Ábrego García, accused of participating in a years-long human smuggling operation, appeared before a federal court in Nashville, Tennessee, after being extradited from El Salvador. He is charged with one count of conspiracy to transport undocumented migrants and a second count of unlawful transportation of undocumented aliens, according to a grand jury indictment unsealed Friday.

The Justice Department alleges that Ábrego García played a “significant role” in an extensive smuggling network that transported undocumented migrants—including members of the MS-13 gang—from Texas to Maryland and other states more than 100 times since 2016.

Attorney General Pam Bondi said that El Salvador agreed to release Ábrego García after the US presented a formal arrest warrant, citing the severity of the charges. “He facilitated illegal entry into the country at scale, including trafficking individuals linked to terrorist organisations,” she stated. However, no terrorism-related charges were filed.

The Trump administration’s decision to deport Ábrego García in March triggered outrage and legal challenges. At the time, he was under federal protection from deportation, granted by an immigration judge in 2019 who cited credible fear of persecution from gangs in El Salvador.

Despite this, Ábrego García was deported to the notorious Cecot mega-prison under a wartime law invoked by President Trump—the Alien Enemies Act—raising alarm among human rights advocates. A Supreme Court ruling in April ordered the administration to “facilitate” his return, which the White House resisted for weeks, claiming administrative error.

Simon Sandoval Moshenberg, Ábrego García’s lawyer, called the charges “preposterous” and accused the government of using the courts to cover up an illegal deportation. “The government disappeared Kilmar to a foreign prison in violation of a court order. Now they’re bringing him back, not to correct their mistake, but to prosecute him,” he told reporters in Washington.

He demanded a “full and fair trial” before the same immigration judge who previously granted his client protection, describing the events as an “abuse of power, not justice.”

President Donald Trump defended the administration’s actions, telling reporters Friday that Ábrego García was “a bad guy” and praised the Department of Justice for pursuing the charges. “We’re protecting American communities,” Trump said.

In El Salvador, President Nayib Bukele, an ally of Trump, confirmed his country’s cooperation. “If the US requests the return of a gang member to face charges, of course we wouldn’t refuse,” Bukele posted on social media.

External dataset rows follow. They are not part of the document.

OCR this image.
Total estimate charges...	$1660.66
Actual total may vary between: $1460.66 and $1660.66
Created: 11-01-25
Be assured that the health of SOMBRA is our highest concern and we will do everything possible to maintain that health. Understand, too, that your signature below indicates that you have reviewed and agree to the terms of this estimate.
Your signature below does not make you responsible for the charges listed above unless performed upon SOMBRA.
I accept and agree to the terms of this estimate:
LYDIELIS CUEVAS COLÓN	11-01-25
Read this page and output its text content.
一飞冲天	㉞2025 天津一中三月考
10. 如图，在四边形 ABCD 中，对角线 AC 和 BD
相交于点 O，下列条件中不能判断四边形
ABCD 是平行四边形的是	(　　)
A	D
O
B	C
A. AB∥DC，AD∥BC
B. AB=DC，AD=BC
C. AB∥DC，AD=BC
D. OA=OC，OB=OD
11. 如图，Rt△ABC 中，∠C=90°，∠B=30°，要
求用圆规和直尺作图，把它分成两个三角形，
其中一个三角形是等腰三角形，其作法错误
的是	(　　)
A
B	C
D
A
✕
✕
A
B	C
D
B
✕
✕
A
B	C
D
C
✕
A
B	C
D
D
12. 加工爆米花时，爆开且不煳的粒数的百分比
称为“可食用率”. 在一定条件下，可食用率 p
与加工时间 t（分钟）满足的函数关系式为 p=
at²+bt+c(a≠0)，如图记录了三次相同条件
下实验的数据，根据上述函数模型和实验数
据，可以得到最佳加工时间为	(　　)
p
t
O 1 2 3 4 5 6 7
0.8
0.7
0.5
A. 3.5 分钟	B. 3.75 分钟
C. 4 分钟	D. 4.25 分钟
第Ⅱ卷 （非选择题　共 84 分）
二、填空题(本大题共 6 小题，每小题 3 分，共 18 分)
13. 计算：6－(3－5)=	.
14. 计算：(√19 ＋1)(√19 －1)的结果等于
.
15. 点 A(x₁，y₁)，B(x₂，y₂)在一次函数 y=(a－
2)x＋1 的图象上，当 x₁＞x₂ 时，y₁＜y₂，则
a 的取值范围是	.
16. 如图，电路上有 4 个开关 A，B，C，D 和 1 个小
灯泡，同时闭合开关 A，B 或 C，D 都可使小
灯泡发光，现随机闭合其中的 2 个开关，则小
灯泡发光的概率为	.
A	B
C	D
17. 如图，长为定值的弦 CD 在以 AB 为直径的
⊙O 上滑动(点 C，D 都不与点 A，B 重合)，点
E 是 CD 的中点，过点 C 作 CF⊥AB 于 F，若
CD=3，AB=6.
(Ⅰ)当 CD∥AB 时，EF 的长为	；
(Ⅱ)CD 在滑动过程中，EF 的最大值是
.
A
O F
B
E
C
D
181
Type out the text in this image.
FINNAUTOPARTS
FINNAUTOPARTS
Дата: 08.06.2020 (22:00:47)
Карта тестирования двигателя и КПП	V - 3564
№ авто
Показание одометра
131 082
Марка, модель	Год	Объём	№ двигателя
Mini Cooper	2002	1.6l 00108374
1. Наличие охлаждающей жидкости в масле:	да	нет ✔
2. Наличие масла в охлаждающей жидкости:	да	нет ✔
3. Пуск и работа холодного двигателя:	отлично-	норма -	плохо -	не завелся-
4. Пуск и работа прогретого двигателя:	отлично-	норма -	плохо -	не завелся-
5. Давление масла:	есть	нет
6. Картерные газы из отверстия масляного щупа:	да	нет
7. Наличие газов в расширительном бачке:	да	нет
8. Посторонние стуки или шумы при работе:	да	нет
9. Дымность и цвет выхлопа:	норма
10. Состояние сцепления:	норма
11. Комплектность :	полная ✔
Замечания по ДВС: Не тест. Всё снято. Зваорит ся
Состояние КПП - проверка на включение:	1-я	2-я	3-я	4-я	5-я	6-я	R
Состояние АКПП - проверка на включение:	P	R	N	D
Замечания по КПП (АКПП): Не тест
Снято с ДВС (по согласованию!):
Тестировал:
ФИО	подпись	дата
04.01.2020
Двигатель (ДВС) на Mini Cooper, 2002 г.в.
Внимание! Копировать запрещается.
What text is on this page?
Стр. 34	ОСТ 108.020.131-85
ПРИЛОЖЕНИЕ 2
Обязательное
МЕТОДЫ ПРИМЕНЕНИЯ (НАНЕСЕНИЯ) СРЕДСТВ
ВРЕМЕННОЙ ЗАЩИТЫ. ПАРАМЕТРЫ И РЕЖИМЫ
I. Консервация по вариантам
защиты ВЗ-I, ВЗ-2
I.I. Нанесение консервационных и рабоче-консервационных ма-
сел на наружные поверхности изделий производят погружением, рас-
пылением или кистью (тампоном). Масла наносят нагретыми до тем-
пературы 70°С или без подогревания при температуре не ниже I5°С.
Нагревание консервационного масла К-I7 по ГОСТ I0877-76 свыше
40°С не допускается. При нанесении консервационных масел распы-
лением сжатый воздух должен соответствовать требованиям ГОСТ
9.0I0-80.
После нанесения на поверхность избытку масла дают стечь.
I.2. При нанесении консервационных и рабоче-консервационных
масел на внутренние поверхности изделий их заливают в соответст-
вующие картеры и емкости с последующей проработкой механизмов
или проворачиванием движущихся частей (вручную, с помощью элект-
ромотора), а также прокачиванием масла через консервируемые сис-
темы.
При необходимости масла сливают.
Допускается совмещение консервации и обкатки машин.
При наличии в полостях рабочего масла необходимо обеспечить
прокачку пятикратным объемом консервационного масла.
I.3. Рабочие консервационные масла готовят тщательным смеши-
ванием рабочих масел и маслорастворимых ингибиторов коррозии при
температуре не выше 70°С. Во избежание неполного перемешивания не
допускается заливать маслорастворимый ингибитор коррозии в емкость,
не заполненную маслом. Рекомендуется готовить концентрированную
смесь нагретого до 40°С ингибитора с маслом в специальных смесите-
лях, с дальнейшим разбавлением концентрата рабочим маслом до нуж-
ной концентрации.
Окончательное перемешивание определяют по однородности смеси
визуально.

Ábrego García’s legal saga began in 2019 when he was arrested alongside three others in Maryland. Though never convicted of any crimes in the US or El Salvador, he was accused by the Trump administration of MS-13 affiliation and smuggling weapons and narcotics—a claim he has repeatedly denied.

His lawyers note that the charges unsealed Friday focus solely on alleged human trafficking activities. No gang, drug, or terrorism charges were included in the indictment.

Ábrego García is scheduled for arraignment on June 13 before US Magistrate Judge Barbara Holmes, who will also determine whether he remains in custody before trial. Prosecutors have requested pretrial detention, arguing he poses both a flight risk and a danger to the community.

Senator Chris Van Hollen of Maryland, who advocated for Ábrego García’s return, said on Friday, “This is not about the man—it’s about his constitutional rights and the rights of all. The administration must now make its case in court, where it should have been all along.”

For now, Ábrego García remains in federal custody as one of the highest-profile defendants in an immigration case that has tested the boundaries of executive power, human rights, and due process.